Вот как покинул мир этот бесценный человек. Невозможно представить себе смерть более простую, более спокойную, более благородную, более достойную того, чтобы служить поучительным примером для людей беспечных и слабых. Что касается меня, то я исполнил его волю: он покоится рядом со своей женой. Друга моего отца, которого он более шестидесяти лет тому назад нашел на живописной дороге, окаймленной боярышником и маргаритками, я с благоговением похоронил там, где он пожелал, — среди друзей, под холмом из цветов…»
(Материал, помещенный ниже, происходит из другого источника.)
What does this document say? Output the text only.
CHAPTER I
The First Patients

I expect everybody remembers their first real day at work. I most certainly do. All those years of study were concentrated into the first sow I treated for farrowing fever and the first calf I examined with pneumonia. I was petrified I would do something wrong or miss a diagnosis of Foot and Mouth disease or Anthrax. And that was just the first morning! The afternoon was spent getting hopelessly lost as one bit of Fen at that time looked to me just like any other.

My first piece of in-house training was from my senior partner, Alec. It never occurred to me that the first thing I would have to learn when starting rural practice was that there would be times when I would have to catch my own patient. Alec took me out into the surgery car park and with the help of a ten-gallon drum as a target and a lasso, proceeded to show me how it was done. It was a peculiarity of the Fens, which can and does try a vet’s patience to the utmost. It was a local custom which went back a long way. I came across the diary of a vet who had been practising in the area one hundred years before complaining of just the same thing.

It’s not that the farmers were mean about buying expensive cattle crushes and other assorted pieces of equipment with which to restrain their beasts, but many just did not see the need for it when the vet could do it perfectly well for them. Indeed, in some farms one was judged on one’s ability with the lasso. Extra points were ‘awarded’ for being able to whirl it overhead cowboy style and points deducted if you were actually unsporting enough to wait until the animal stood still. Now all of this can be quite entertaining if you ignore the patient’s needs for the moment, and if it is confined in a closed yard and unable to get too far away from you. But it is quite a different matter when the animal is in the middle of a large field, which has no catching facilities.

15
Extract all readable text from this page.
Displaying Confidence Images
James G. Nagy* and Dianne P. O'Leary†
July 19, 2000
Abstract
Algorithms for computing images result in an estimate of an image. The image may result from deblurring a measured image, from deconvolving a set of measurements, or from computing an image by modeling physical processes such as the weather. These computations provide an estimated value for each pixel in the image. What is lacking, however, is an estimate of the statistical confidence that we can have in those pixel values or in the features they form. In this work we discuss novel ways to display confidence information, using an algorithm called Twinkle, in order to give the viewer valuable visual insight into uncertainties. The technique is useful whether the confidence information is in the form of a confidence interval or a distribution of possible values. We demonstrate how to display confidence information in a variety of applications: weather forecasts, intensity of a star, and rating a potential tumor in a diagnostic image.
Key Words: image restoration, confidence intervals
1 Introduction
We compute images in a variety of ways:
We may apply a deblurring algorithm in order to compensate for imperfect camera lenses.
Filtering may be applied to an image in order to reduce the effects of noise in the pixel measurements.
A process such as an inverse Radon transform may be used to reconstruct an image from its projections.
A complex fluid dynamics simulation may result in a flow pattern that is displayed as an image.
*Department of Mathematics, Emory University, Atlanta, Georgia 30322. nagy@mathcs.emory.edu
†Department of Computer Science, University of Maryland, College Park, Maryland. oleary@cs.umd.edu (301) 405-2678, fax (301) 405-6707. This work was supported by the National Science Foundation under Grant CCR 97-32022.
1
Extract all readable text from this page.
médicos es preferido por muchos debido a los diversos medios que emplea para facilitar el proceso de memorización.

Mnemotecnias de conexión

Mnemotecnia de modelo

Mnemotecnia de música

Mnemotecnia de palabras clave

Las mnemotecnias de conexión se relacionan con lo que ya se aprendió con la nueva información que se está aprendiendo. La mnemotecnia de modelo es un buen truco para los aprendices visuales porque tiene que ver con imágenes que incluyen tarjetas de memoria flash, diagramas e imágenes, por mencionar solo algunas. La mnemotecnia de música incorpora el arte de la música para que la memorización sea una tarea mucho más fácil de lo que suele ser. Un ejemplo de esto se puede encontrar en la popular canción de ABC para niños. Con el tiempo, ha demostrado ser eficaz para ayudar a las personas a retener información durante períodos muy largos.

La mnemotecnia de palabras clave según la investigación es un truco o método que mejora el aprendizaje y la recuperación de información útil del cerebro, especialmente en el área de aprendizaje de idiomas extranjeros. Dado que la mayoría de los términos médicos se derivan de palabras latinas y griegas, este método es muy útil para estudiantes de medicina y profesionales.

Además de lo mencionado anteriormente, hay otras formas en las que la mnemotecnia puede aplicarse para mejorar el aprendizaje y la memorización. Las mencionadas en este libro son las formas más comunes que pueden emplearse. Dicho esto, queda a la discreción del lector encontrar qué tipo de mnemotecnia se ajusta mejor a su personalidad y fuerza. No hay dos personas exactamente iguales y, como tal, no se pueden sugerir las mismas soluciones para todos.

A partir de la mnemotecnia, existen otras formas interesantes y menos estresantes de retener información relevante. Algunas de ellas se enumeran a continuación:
После смерти Тейлора и Левена остался в живых только один свидетель молодости Дюма-отца — самый великий из них, Виктор Гюго. И он, в свою очередь, покинул мир в 1885 году. Дюма-сын не слишком скорбел о нем. Сначала этих двух людей разъединили неприятные воспоминания, потом — политика. Гюго верил в прогресс, в республику; Дюма — в упадок, в тщетность всех усилий. Театральное шествие от Триумфальной арки до Пантеона раздосадовало Дюма.

«Если бы произведения Виктора Гюго, — сказал он, — были враждебны республике, вместо того чтобы быть враждебными империи, стихи его от этого не стали бы хуже, зато ему не устроили бы национальных похорон… Если бы он жил возле Тронной площади, а не возле площади Звезды, его талант не оскудел бы, но его тело не провезли бы под Триумфальной аркой. На похоронах Мюссе, который тоже был великим поэтом, не набралось и тридцати человек…»

В Академии по поводу похорон Гюго велись долгие споры. Должен ли Максим дю Кан, тогдашний старейшина, произнести речь от имени академиков? Некоторые из них полагали, что ввиду политических взглядов Максима дю Кана лучше не рисковать — возможна враждебная демонстрация.

«Академия, — сурово изрек Дюма, — должна быть выше общественного мнения. У нее есть свои правила. Пусть она их соблюдает». В этой высокомерной и воинствующей непримиримости был он весь.